As the Republican presidential race heads into New Hampshire for Tuesday's primary, frontrunner Mitt Romney's rivals continue to batter the former Massachusetts governor as a rich and ruthless businessman.
"Those of us who believe in free markets would find it pretty hard to justify rich people figuring out pretty clever ways to loot a company, leaving behind 1,700 families without a job," Newt Gingrich told reporters Sunday.
Romney has deflected most of the blows but his support in New Hampshire, where he has enjoyed a healthy lead, has slipped slightly. In a recent Suffolk University poll, Romney was down four points to 35 percent, but that still put him 15 points ahead of Ron Paul.

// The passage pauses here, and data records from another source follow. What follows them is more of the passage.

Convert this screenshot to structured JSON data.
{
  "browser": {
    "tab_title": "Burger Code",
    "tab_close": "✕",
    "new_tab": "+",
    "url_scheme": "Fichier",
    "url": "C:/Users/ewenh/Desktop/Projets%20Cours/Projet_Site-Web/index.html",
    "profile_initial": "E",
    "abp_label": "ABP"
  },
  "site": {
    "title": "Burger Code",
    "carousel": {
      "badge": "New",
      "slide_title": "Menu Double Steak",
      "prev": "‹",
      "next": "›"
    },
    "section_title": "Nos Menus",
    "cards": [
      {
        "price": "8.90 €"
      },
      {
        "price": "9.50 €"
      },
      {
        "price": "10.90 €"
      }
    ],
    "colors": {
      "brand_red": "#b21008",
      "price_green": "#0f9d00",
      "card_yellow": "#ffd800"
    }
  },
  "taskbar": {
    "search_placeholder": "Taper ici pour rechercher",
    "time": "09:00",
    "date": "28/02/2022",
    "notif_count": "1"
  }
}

Romney remains the frontrunner nationally as well. In the latest CBS News poll, released Monday,. Former Pennsylvania Sen. Rick Santorum surged to third with 14 percent off of his strong showing in the Iowa caucuses.
Romney is also widely seen as the safest bet in the general election - with 55 percent of Republican primary voters seeing him as the best candidate to beat President Barack Obama.
But as CBS News political correspondent Jan Crawford notes, New Hampshire voters are can be unpredictable - on the eve of the 2008 Democratic primary, then-Sen. Obama led Hillary Clinton by 13 points, only to lose that contest to his future secretary of state.